If you apply the 40% tax, because it’s over $1 million, you would pay $604,000 in Estate Tax. The $604,000 due in taxes is around 6% of the total estate amount of $10 million.

#8 Unrealized capital gains hold a large share of the biggest estates

According to the Federal Reserve Board, the average share of unrealized capital gains in estates increases with the size of the estate. It starts at 13% for estates smaller than $2 million and goes up to 55% for estates larger than $100 million.

Capital gains are never quantified until an asset is sold. So, if it’s held until death and passed to an heir, it would never be taxed if it wasn’t for the Estate Tax, which calculates the fair market value of all assets. This was one of the reasons for the establishment of the Estate Tax back in 1916.

#9 Certain trusts can help you reduce estate taxes

There are workarounds for unrealized capital gains if you plan ahead. Allie Petrova, Managing Partner of Petrova Law, says, “Assets with the potential to appreciate in value can be transferred to certain trusts that can help avoid Estate Tax on that increase in dollar value.”

She explains, “Good examples of qualifying trusts are grantor retained annuity trusts (GRATs) and intentionally defective grantor trusts. No estate tax would apply to capital gains once the assets are in a qualifying trust until the assets are sold or exchanged, or the gains are otherwise realized. Assets that are great candidates include business interests, marketable securities, an art collection, or real property.”

A GRAT is an irrevocable trust set for a specified period. It works by allowing an individual to move money or assets from their estate into the trust, which is designed to repay the estate the original amount plus interest as set by the Treasury. If the investment rises in value past the rate set by the Treasury, all profits can go to an heir, tax-free.

An intentionally defective grantor trust is another irrevocable trust that gives you the ability to transfer assets away from your estate and only pay income tax on them.

#10 You can use gifts to save on estate taxes

As Snow mentioned above, you can use gifting strategies to lower taxes that are levied on your estate.

Weil explains, “Gifts can be used to save on estate taxes. If you know your overall net worth will exceed the limit at death, you can make use of the $14,000 annual gift exclusion to reduce your estate and therefore save on taxes down the road. If you have a large estate, the savings can amount to upwards of 40 cents on every dollar you give away.”

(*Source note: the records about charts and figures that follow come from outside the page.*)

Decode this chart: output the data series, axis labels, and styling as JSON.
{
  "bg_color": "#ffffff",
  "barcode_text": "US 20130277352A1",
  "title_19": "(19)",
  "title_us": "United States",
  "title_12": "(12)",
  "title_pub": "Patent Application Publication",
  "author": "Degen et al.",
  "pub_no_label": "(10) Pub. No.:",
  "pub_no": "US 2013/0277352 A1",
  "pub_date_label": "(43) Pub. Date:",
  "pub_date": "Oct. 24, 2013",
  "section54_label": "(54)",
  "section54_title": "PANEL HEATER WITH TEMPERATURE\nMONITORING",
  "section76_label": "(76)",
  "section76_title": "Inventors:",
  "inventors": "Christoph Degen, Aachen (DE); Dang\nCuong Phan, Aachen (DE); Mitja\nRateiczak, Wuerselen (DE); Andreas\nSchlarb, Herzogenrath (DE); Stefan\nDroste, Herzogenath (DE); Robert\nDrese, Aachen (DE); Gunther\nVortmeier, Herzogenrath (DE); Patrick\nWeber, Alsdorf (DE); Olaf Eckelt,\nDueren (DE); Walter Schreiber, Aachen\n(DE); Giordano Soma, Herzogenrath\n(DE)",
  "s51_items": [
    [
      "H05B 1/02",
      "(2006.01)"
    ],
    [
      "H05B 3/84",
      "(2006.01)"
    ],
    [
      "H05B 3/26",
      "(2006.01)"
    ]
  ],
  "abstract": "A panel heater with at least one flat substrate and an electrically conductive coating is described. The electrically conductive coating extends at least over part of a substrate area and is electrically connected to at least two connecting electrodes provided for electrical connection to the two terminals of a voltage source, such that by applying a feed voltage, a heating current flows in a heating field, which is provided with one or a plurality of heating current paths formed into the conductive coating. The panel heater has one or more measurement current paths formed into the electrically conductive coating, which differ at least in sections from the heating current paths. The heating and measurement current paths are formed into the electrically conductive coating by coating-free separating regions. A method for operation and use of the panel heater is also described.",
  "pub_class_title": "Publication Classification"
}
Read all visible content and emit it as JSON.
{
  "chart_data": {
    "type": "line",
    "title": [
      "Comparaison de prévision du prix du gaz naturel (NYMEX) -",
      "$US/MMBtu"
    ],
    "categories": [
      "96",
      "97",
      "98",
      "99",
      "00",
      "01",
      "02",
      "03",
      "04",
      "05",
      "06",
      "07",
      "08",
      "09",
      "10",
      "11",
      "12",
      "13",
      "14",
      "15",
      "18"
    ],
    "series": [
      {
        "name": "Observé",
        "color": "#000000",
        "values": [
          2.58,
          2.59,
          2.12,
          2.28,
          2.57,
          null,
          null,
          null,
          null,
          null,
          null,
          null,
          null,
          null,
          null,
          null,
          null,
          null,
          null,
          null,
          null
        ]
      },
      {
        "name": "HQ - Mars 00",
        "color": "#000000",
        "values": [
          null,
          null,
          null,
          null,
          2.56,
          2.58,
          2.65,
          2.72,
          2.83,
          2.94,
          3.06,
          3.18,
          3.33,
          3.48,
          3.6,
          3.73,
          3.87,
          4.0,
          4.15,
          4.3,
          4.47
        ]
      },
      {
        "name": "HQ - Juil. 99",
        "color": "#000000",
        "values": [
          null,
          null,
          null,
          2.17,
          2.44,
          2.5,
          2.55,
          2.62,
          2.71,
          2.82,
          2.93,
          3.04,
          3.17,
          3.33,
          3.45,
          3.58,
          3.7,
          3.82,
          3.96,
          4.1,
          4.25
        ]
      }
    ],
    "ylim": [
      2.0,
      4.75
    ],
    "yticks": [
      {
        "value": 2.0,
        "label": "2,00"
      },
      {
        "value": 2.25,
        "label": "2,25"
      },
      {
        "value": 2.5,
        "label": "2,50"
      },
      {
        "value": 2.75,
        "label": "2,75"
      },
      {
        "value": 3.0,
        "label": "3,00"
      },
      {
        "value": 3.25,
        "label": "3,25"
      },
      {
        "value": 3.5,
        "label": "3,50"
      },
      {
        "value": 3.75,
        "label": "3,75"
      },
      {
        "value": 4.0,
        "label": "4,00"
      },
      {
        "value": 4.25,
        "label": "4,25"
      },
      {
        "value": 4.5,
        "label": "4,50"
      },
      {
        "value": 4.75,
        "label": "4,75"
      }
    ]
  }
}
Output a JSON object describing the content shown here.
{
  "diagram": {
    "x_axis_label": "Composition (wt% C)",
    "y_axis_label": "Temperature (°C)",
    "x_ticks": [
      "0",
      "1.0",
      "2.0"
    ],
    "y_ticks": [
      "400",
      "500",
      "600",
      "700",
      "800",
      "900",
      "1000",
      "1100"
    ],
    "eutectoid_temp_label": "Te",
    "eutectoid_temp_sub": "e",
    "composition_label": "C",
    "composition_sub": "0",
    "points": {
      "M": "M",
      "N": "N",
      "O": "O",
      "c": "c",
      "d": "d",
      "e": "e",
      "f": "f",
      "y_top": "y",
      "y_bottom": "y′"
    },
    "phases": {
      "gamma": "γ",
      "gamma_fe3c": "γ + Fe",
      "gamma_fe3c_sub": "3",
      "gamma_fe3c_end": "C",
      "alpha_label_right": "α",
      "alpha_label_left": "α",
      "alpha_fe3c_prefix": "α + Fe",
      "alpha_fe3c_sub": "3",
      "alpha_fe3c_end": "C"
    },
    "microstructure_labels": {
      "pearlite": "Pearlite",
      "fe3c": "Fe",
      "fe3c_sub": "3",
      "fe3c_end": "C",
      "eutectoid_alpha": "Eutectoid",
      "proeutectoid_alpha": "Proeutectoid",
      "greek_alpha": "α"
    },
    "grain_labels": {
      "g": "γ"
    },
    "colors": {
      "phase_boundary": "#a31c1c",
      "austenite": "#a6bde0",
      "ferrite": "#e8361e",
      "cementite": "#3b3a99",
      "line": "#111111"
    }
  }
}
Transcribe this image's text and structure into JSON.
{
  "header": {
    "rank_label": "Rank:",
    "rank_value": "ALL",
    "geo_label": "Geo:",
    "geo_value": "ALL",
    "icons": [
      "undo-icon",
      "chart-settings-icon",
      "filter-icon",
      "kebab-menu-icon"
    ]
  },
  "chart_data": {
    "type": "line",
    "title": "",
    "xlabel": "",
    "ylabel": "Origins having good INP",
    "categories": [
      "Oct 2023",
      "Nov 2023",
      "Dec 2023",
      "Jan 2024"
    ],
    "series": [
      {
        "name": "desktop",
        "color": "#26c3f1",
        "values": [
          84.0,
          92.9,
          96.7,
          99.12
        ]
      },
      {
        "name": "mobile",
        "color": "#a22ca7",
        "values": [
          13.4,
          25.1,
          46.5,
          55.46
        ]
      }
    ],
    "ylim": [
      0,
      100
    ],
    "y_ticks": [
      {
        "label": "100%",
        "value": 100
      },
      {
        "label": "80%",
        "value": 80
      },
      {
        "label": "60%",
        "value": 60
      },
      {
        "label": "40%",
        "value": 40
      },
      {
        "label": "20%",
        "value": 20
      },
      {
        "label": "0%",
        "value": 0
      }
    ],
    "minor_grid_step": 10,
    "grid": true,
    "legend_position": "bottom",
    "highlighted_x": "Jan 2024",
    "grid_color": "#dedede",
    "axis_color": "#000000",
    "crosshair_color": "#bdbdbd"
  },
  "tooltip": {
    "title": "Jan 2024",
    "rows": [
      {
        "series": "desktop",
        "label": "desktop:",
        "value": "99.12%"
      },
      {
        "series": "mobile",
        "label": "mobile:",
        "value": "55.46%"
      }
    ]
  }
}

The laws pertaining to gifting allow you to give a set amount of money (or assets equivalent to that amount of money) per person, per year without any tax consequences. You could gift money or assets to as many people as you’d like and it will be tax-free, as long as you stay under the annual exclusion limit.

Zimmelman also points out that you don’t have to file a gift tax return if you’re directly paying someone’s educational costs or medical expenses.

#11 An estate plan is beneficial whether you owe Estate Tax or not

Lastly, even if you don’t owe estate taxes, it’s still a good idea to make an estate plan.

“There are many reasons to ensure you have an estate plan in place whether or not you will be subject to the Estate Tax,” says Rebecca Pavese, CPA, financial planner, and portfolio manager with Palisades Hudson Financial Group,

She adds, “A plan will ensure that you provide the desired support and financial security for your family, it will help preserve assets for future generations, it ensures you take an active look at how your assets will pass to your heirs, and allows you to confirm or change the intended beneficiary.”